Accelerating quantum research

Nvidia has established a partnership with Google, IBM, and a number of small companies, national labs, and university research groups to accelerate quantum research.

“It takes a village to nurture an emerging technology, so Nvidia is collaborating with Google Quantum AI, IBM, and others to take quantum computing to the next level,” explained the company in a blog post.

The first library from the aforementioned new cuQuantum SDK is Nvidia’s initial contribution to the partnership. The library is called cuStateVec and is an accelerator for the state vector simulation method which tracks the full state of the system in memory and can scale to tens of qubits.

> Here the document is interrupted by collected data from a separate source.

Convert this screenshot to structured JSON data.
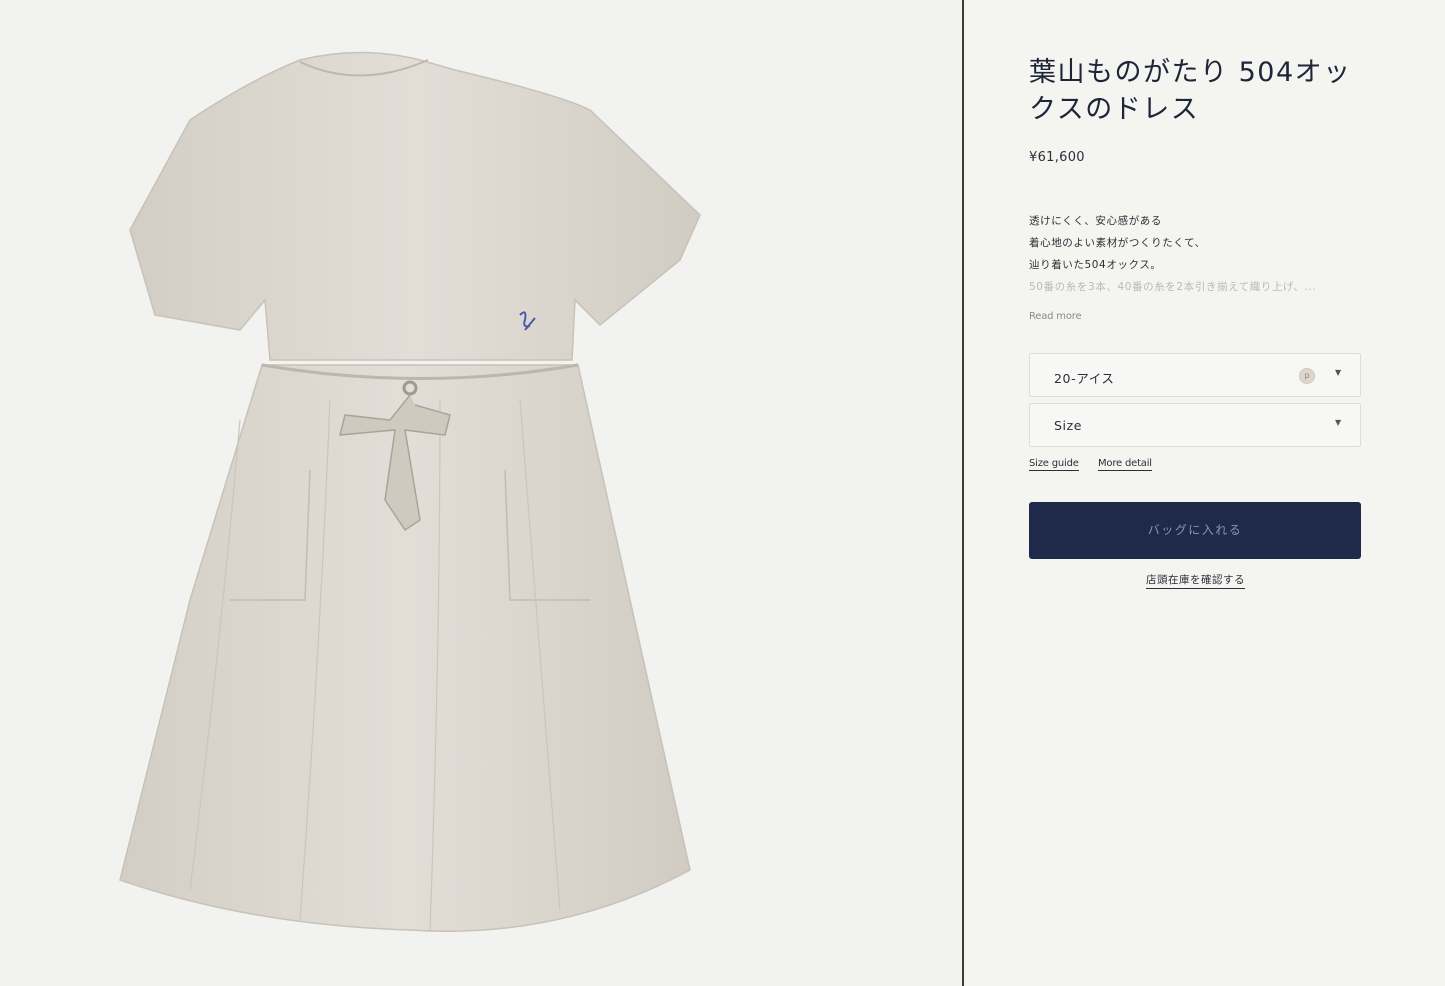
{
  "product": {
    "title": "葉山ものがたり 504オックスのドレス",
    "price": "¥61,600",
    "description": [
      "透けにくく、安心感がある",
      "着心地のよい素材がつくりたくて、",
      "辿り着いた504オックス。",
      "50番の糸を3本、40番の糸を2本引き揃えて織り上げ、..."
    ],
    "read_more": "Read more"
  },
  "options": {
    "color": {
      "value": "20-アイス",
      "swatch_letter": "p",
      "swatch_color": "#dcd6cd"
    },
    "size": {
      "value": "Size"
    }
  },
  "links": {
    "size_guide": "Size guide",
    "more_detail": "More detail",
    "store_stock": "店頭在庫を確認する"
  },
  "actions": {
    "add_to_bag": "バッグに入れる"
  },
  "colors": {
    "accent_navy": "#1f2a4a",
    "dress": "#dcd7cf",
    "embroidery": "#4a5aa8"
  }
}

cuStateVec has been integrated into Google Quantum AI’s state vector simulator qsim and can be used through the open-source framework Cirq.

“Quantum computing promises to solve tough challenges in computing that are beyond the reach of traditional systems,” commented Catherine Vollgraff Heidweiller at Google Quantum AI.

“This high-performance simulation stack will accelerate the work of researchers around the world who are developing algorithms and applications for quantum computers.”

In December, cuStateVec will also be integrated with Qiskit Aer—a high-performance simulator framework for quantum circuits from IBM.

Among the national labs using cuQuantum to accelerate their research are Oak Ridge, Argonne, Lawrence Berkeley National Laboratory, and Pacific Northwest National Laboratory. University research groups include those at Caltech, Oxford, and MIT.

Nvidia is helping developers to get started by creating a ‘DGX quantum appliance’ that puts its simulation software in a container optimised for its DGX A100 systems. The software will be available early next year via the company’s NGC Catalog.